Getting Started and Gathering Stuff
First thing I did was hit the internet, looking for ideas. You type in “gluten-free St. Patrick’s desserts” and wow, a lot comes up. Some looked way too complicated, needing weird ingredients I’d never heard of. I wanted something straightforward. I settled on trying two things: some simple mint chocolate chip cookies and maybe some kind of green brownie or blondie.

Next step was the grocery store. Finding the gluten-free flour blend wasn’t too bad these days, most bigger stores have a decent section. I grabbed one that said it was a cup-for-cup replacement, hoping that would make things easier. Also needed xanthan gum – heard that helps hold gluten-free stuff together. Got my usual butter, sugar, eggs, plus some peppermint extract and, of course, green food coloring. I opted for the simple liquid drops, nothing fancy.
Into the Kitchen We Go
I decided to tackle the cookies first. The recipe seemed easy enough. I creamed the butter and sugar, added the eggs and peppermint extract. Then came the gluten-free flour mix. This is where things felt different. The dough seemed…grittier? Less stretchy than normal cookie dough. I mixed in the chocolate chips and a few drops of green coloring. It looked the part, at least.
Scooping them onto the baking sheet was okay, maybe a little stickier than I’m used to. Popped them in the oven, keeping a close eye on them. Gluten-free things can sometimes bake faster or slower, I’ve heard.
While the cookies baked, I started on the brownies. Found a recipe for gluten-free blondies that I figured I could just dye green and add mint to. Again, mixing the wet ingredients was fine. Adding the GF flour blend… same deal. The batter felt denser. I added the green dye – maybe a bit too much, it looked intensely green! Stirred in some chopped chocolate.

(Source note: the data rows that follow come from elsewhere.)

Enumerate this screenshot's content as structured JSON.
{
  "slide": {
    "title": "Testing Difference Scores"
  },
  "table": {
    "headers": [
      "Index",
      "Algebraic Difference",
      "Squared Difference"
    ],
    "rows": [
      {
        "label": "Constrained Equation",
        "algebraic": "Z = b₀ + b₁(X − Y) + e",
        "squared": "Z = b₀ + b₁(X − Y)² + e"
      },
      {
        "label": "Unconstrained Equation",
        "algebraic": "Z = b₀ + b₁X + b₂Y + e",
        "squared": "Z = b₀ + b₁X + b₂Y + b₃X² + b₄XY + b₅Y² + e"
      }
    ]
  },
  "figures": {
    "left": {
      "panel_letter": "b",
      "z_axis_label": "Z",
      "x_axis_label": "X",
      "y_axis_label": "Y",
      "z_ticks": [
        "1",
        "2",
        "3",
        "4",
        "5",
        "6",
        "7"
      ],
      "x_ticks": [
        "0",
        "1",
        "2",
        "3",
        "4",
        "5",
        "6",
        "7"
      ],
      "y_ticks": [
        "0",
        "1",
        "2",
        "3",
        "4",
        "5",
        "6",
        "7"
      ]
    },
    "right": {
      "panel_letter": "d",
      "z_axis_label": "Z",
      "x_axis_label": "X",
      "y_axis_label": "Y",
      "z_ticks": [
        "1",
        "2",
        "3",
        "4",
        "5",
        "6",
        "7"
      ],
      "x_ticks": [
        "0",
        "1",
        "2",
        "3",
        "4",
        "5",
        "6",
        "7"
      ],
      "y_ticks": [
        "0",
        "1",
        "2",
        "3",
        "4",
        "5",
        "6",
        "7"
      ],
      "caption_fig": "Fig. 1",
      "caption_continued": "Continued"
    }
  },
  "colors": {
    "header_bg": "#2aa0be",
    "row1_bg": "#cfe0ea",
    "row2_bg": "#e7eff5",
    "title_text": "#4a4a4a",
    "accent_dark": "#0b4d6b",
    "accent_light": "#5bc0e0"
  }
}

The Results and What I Learned
Okay, the cookies came out of the oven. They spread a bit more than I expected, looking a little flat. Taste test? Surprisingly good! Nice minty flavor, decent texture, maybe slightly crumblier than a regular cookie, but definitely enjoyable. Success number one, I’d say.

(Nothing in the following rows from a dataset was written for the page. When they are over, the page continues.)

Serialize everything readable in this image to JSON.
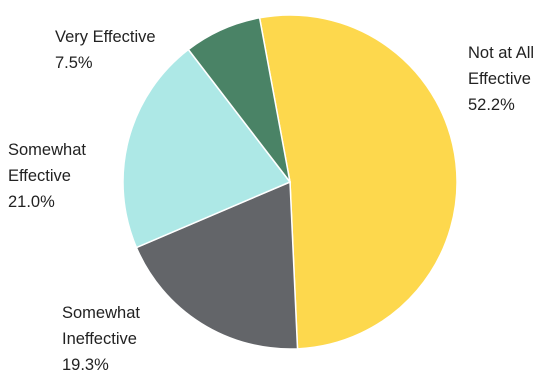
{
  "chart_data": {
    "type": "pie",
    "title": "",
    "slices": [
      {
        "label_lines": [
          "Not at All",
          "Effective"
        ],
        "value_label": "52.2%",
        "value": 52.2,
        "color": "#fdd84d"
      },
      {
        "label_lines": [
          "Somewhat",
          "Ineffective"
        ],
        "value_label": "19.3%",
        "value": 19.3,
        "color": "#636569"
      },
      {
        "label_lines": [
          "Somewhat",
          "Effective"
        ],
        "value_label": "21.0%",
        "value": 21.0,
        "color": "#ade8e6"
      },
      {
        "label_lines": [
          "Very Effective"
        ],
        "value_label": "7.5%",
        "value": 7.5,
        "color": "#4a8366"
      }
    ]
  }
}
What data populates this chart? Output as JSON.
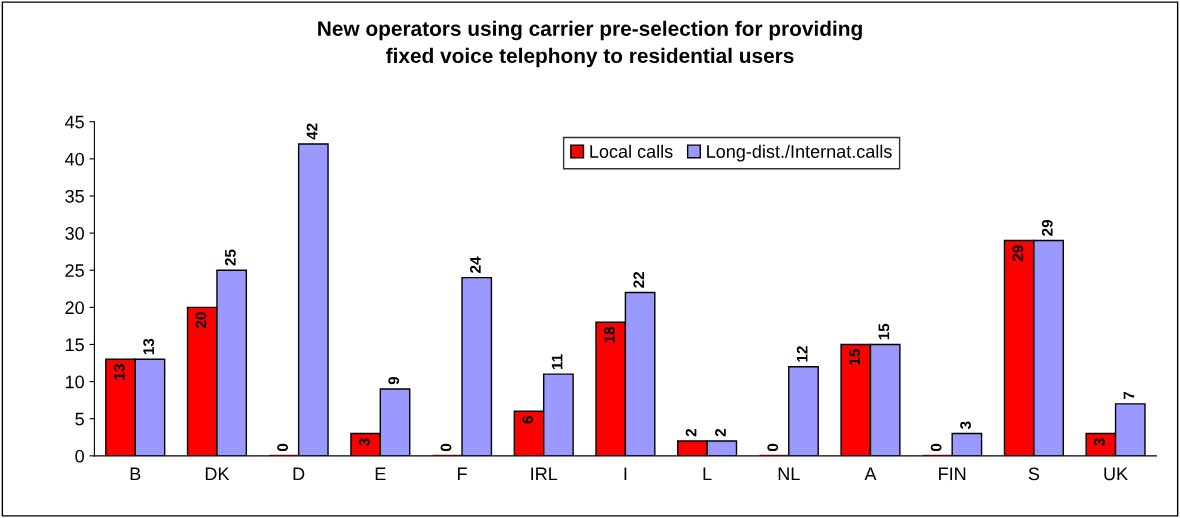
{
  "chart_data": {
    "type": "bar",
    "title": "New operators using carrier pre-selection for providing\nfixed voice telephony to residential users",
    "categories": [
      "B",
      "DK",
      "D",
      "E",
      "F",
      "IRL",
      "I",
      "L",
      "NL",
      "A",
      "FIN",
      "S",
      "UK"
    ],
    "series": [
      {
        "name": "Local calls",
        "color": "#ff0000",
        "values": [
          13,
          20,
          0,
          3,
          0,
          6,
          18,
          2,
          0,
          15,
          0,
          29,
          3
        ]
      },
      {
        "name": "Long-dist./Internat.calls",
        "color": "#9999ff",
        "values": [
          13,
          25,
          42,
          9,
          24,
          11,
          22,
          2,
          12,
          15,
          3,
          29,
          7
        ]
      }
    ],
    "ylim": [
      0,
      45
    ],
    "yticks": [
      0,
      5,
      10,
      15,
      20,
      25,
      30,
      35,
      40,
      45
    ],
    "grid": false,
    "legend": "top",
    "data_labels": true
  }
}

Then the brownies, or greenies, I guess. They took a bit longer to bake than the recipe suggested. The toothpick test was tricky; it kept coming out a bit wet in the middle. I eventually pulled them out, hoping for the best. Letting them cool was important.

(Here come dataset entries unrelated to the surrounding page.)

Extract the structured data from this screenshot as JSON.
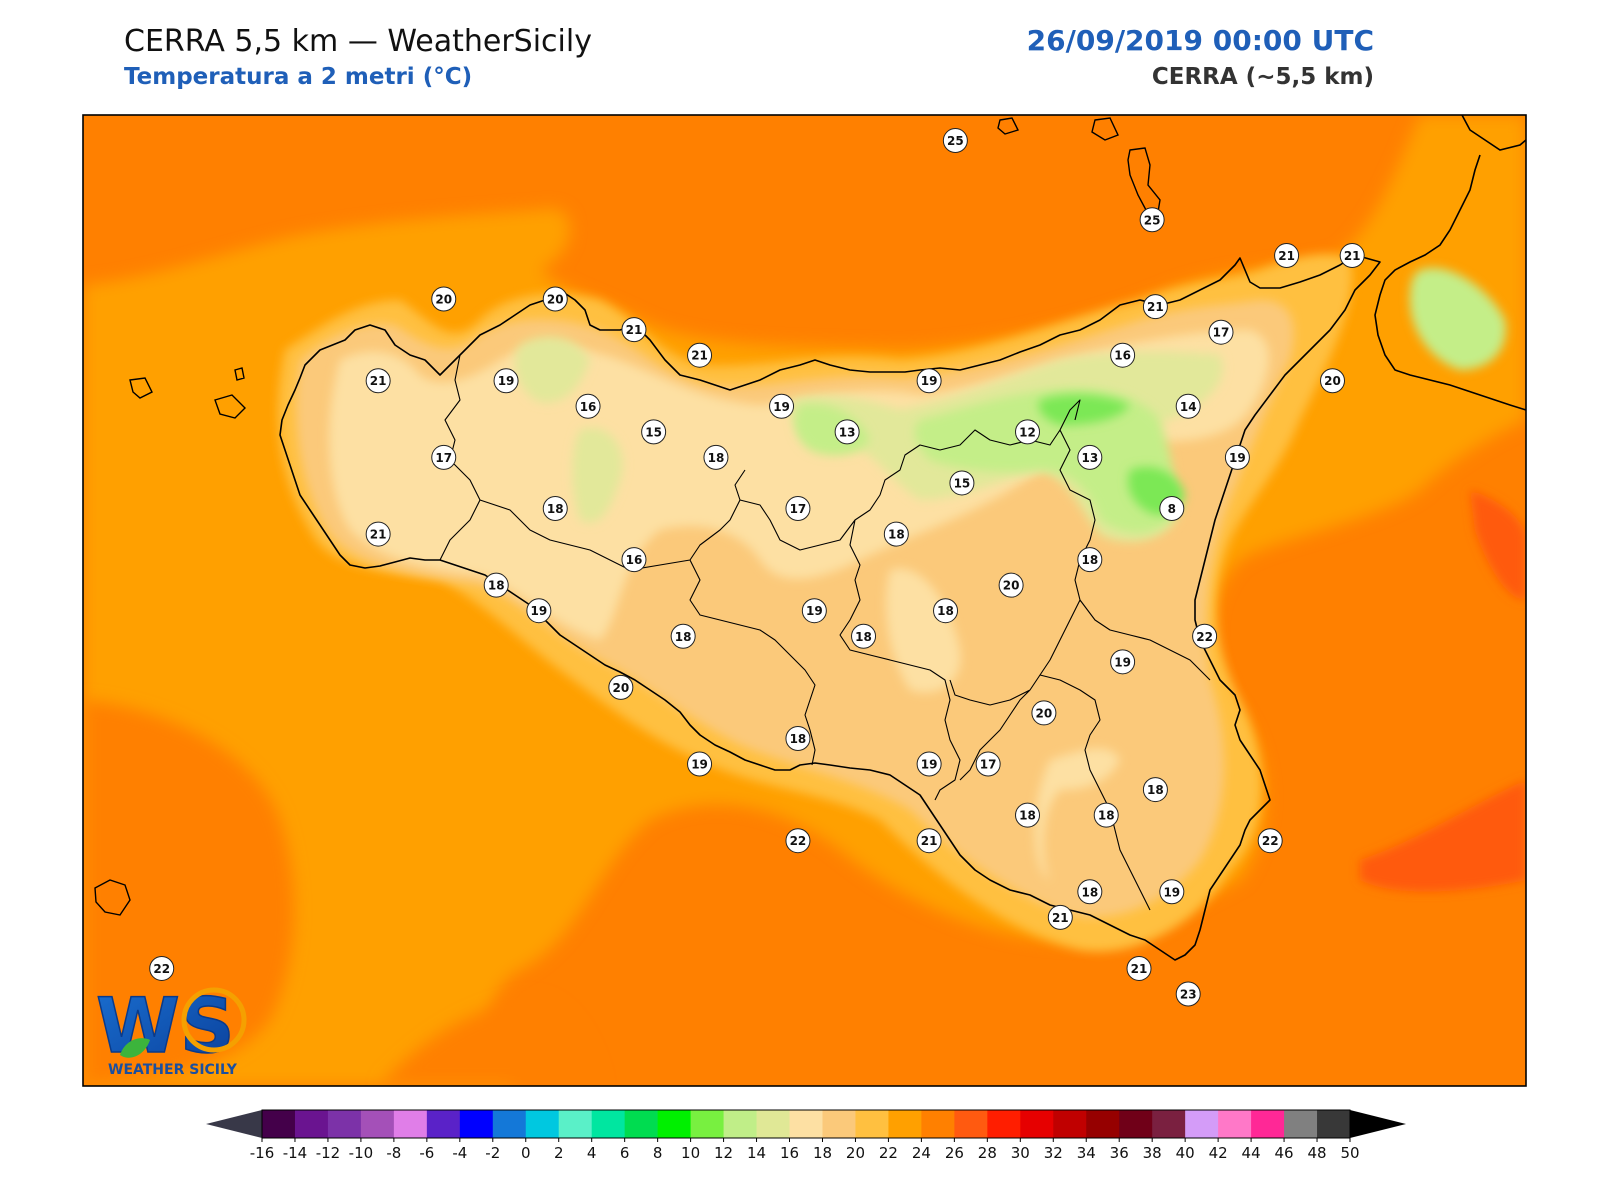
{
  "header": {
    "title": "CERRA 5,5 km — WeatherSicily",
    "subtitle": "Temperatura a 2 metri (°C)",
    "datetime": "26/09/2019 00:00 UTC",
    "model": "CERRA (~5,5 km)"
  },
  "logo": {
    "letters": "WS",
    "name": "WEATHER SICILY"
  },
  "colors": {
    "sea_25": "#ff8000",
    "sea_23": "#ffa000",
    "coast_21": "#ffc040",
    "land_19": "#fbc97a",
    "land_17": "#fde0a3",
    "land_15": "#e2e89a",
    "land_13": "#c4ee88",
    "land_11": "#7be854",
    "sea_27": "#ff5a10"
  },
  "colorbar": {
    "labels": [
      "-16",
      "-14",
      "-12",
      "-10",
      "-8",
      "-6",
      "-4",
      "-2",
      "0",
      "2",
      "4",
      "6",
      "8",
      "10",
      "12",
      "14",
      "16",
      "18",
      "20",
      "22",
      "24",
      "26",
      "28",
      "30",
      "32",
      "34",
      "36",
      "38",
      "40",
      "42",
      "44",
      "46",
      "48",
      "50"
    ],
    "colors": [
      "#44004a",
      "#6a1490",
      "#7c32a8",
      "#a450b8",
      "#e07ee8",
      "#5a22c8",
      "#0000ff",
      "#1478d8",
      "#00c8e0",
      "#5af0c8",
      "#00e6a0",
      "#00dc50",
      "#00f000",
      "#78f040",
      "#c0ee88",
      "#e0e896",
      "#fde0a3",
      "#fbc97a",
      "#ffc040",
      "#ffa000",
      "#ff8000",
      "#ff5a10",
      "#ff1e00",
      "#e60000",
      "#c00000",
      "#960000",
      "#700018",
      "#7a2040",
      "#d49cf8",
      "#ff78c8",
      "#ff2896",
      "#808080",
      "#383838"
    ],
    "under_color": "#383848",
    "over_color": "#000000"
  },
  "stations": [
    {
      "v": "25",
      "lon": 14.36,
      "lat": 38.8
    },
    {
      "v": "25",
      "lon": 14.96,
      "lat": 38.49
    },
    {
      "v": "20",
      "lon": 12.8,
      "lat": 38.18
    },
    {
      "v": "20",
      "lon": 13.14,
      "lat": 38.18
    },
    {
      "v": "21",
      "lon": 13.38,
      "lat": 38.06
    },
    {
      "v": "21",
      "lon": 13.58,
      "lat": 37.96
    },
    {
      "v": "21",
      "lon": 12.6,
      "lat": 37.86
    },
    {
      "v": "19",
      "lon": 12.99,
      "lat": 37.86
    },
    {
      "v": "16",
      "lon": 13.24,
      "lat": 37.76
    },
    {
      "v": "15",
      "lon": 13.44,
      "lat": 37.66
    },
    {
      "v": "19",
      "lon": 13.83,
      "lat": 37.76
    },
    {
      "v": "13",
      "lon": 14.03,
      "lat": 37.66
    },
    {
      "v": "19",
      "lon": 14.28,
      "lat": 37.86
    },
    {
      "v": "12",
      "lon": 14.58,
      "lat": 37.66
    },
    {
      "v": "13",
      "lon": 14.77,
      "lat": 37.56
    },
    {
      "v": "16",
      "lon": 14.87,
      "lat": 37.96
    },
    {
      "v": "14",
      "lon": 15.07,
      "lat": 37.76
    },
    {
      "v": "21",
      "lon": 14.97,
      "lat": 38.15
    },
    {
      "v": "17",
      "lon": 15.17,
      "lat": 38.05
    },
    {
      "v": "21",
      "lon": 15.37,
      "lat": 38.35
    },
    {
      "v": "21",
      "lon": 15.57,
      "lat": 38.35
    },
    {
      "v": "20",
      "lon": 15.51,
      "lat": 37.86
    },
    {
      "v": "19",
      "lon": 15.22,
      "lat": 37.56
    },
    {
      "v": "8",
      "lon": 15.02,
      "lat": 37.36
    },
    {
      "v": "17",
      "lon": 12.8,
      "lat": 37.56
    },
    {
      "v": "18",
      "lon": 13.14,
      "lat": 37.36
    },
    {
      "v": "18",
      "lon": 13.63,
      "lat": 37.56
    },
    {
      "v": "17",
      "lon": 13.88,
      "lat": 37.36
    },
    {
      "v": "15",
      "lon": 14.38,
      "lat": 37.46
    },
    {
      "v": "21",
      "lon": 12.6,
      "lat": 37.26
    },
    {
      "v": "18",
      "lon": 12.96,
      "lat": 37.06
    },
    {
      "v": "16",
      "lon": 13.38,
      "lat": 37.16
    },
    {
      "v": "18",
      "lon": 14.18,
      "lat": 37.26
    },
    {
      "v": "18",
      "lon": 14.77,
      "lat": 37.16
    },
    {
      "v": "20",
      "lon": 14.53,
      "lat": 37.06
    },
    {
      "v": "19",
      "lon": 13.09,
      "lat": 36.96
    },
    {
      "v": "19",
      "lon": 13.93,
      "lat": 36.96
    },
    {
      "v": "18",
      "lon": 13.53,
      "lat": 36.86
    },
    {
      "v": "18",
      "lon": 14.08,
      "lat": 36.86
    },
    {
      "v": "18",
      "lon": 14.33,
      "lat": 36.96
    },
    {
      "v": "22",
      "lon": 15.12,
      "lat": 36.86
    },
    {
      "v": "19",
      "lon": 14.87,
      "lat": 36.76
    },
    {
      "v": "20",
      "lon": 13.34,
      "lat": 36.66
    },
    {
      "v": "20",
      "lon": 14.63,
      "lat": 36.56
    },
    {
      "v": "18",
      "lon": 13.88,
      "lat": 36.46
    },
    {
      "v": "19",
      "lon": 13.58,
      "lat": 36.36
    },
    {
      "v": "19",
      "lon": 14.28,
      "lat": 36.36
    },
    {
      "v": "17",
      "lon": 14.46,
      "lat": 36.36
    },
    {
      "v": "18",
      "lon": 14.58,
      "lat": 36.16
    },
    {
      "v": "18",
      "lon": 14.82,
      "lat": 36.16
    },
    {
      "v": "18",
      "lon": 14.97,
      "lat": 36.26
    },
    {
      "v": "22",
      "lon": 13.88,
      "lat": 36.06
    },
    {
      "v": "21",
      "lon": 14.28,
      "lat": 36.06
    },
    {
      "v": "22",
      "lon": 15.32,
      "lat": 36.06
    },
    {
      "v": "21",
      "lon": 14.68,
      "lat": 35.76
    },
    {
      "v": "18",
      "lon": 14.77,
      "lat": 35.86
    },
    {
      "v": "19",
      "lon": 15.02,
      "lat": 35.86
    },
    {
      "v": "21",
      "lon": 14.92,
      "lat": 35.56
    },
    {
      "v": "23",
      "lon": 15.07,
      "lat": 35.46
    },
    {
      "v": "22",
      "lon": 11.94,
      "lat": 35.56
    }
  ]
}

Cutting into the greenies… they were very fudgy. Almost too fudgy in the center. The taste was good, minty and sweet, but the texture was a bit off, very dense. Not bad, but not quite the chewy brownie I was aiming for. Maybe I should have adjusted the liquid or baking time more.

So, what did I learn? Gluten-free baking isn’t scary, but it’s definitely different. The texture is the main thing. You can’t just swap flour and expect the exact same result without potentially needing other small tweaks. The cup-for-cup flour was helpful, but maybe next time I’d research specific flour blends for brownies versus cookies. Also, trust your gut on baking times, not just the recipe.
Overall, it was a fun experiment. We had green, gluten-free treats for St. Paddy’s, and my sister was happy she could dig in. Definitely worth trying if you need GF options for a gathering.